We know what Jesus understood the word 'bara' to mean right? Jesus understood Genesis creation account as literal and Luke's genealogy of Jesus' family goes back to the first Human Being Adam. It's not Luke's family genealogy, it is Jesus' genealogy given to him by either Jesus or his Family. There isn't anything else to understand is there? Understand it then, the same way Jesus did!! Any other understanding is ultimately demonic right?
Lassi P.
Good reading. The concept of Bara meaning "to re-purpose" is slightly different from the Gap theory's re-modelling-hypothesis in that the former is, as far as I know, part of the idea, that Genesis was written as a piece of temple-mythology. In this thought pattern the Genesis is purported to be describing how God supposedly entered His (needless to say evolutionary) world and gave it a new purpose as His temple.
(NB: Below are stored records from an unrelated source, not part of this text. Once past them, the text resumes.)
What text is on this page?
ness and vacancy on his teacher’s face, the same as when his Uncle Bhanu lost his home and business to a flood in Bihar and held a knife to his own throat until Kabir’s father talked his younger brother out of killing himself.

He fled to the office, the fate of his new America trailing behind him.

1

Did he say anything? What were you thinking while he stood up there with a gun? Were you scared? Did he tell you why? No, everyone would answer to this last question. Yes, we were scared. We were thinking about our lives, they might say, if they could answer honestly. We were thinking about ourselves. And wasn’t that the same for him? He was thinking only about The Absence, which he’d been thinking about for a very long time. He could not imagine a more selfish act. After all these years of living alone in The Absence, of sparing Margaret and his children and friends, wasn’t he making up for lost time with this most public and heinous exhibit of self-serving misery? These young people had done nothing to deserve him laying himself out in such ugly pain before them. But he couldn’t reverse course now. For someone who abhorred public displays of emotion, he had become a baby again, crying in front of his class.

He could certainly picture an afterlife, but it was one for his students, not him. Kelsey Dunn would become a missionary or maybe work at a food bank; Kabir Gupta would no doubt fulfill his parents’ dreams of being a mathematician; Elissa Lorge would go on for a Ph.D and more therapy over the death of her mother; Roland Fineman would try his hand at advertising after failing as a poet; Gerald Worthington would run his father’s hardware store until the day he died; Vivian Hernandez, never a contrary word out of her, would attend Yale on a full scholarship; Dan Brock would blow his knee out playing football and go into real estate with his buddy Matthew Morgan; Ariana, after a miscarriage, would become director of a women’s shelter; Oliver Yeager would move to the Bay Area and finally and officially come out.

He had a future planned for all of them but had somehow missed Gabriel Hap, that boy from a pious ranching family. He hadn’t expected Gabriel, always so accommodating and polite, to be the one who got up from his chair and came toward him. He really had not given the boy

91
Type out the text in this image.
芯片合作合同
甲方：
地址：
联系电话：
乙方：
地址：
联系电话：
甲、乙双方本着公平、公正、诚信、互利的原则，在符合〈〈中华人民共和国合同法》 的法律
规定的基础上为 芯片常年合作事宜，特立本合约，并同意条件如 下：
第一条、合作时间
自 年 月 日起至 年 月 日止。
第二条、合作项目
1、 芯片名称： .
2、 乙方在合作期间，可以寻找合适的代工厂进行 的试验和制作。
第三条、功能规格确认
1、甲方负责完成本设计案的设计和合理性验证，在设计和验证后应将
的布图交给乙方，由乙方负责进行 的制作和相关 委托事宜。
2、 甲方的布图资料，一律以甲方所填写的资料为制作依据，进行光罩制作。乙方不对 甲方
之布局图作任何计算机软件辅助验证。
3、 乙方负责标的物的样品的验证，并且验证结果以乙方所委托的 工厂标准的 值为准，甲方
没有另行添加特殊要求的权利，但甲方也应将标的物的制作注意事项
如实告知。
So this "re-purposing" stuff doesn't allow the word bara to even mean re-modelling, but just giving something a new purpose. Obviously the passages quoted by the theistic evolutionist actually prove him (and Tinnish TE Eero Junkkaala, who's sadly entertained similar speculation) wrong, so this is just one more case of TE's grasping straws and giving clear biblical terms whole new meanings. While the article Joel Tay spent a lot of time discussing gap-theory and the concept of re-modelling, this article also definitely shot down the "re-purposing" rubbish.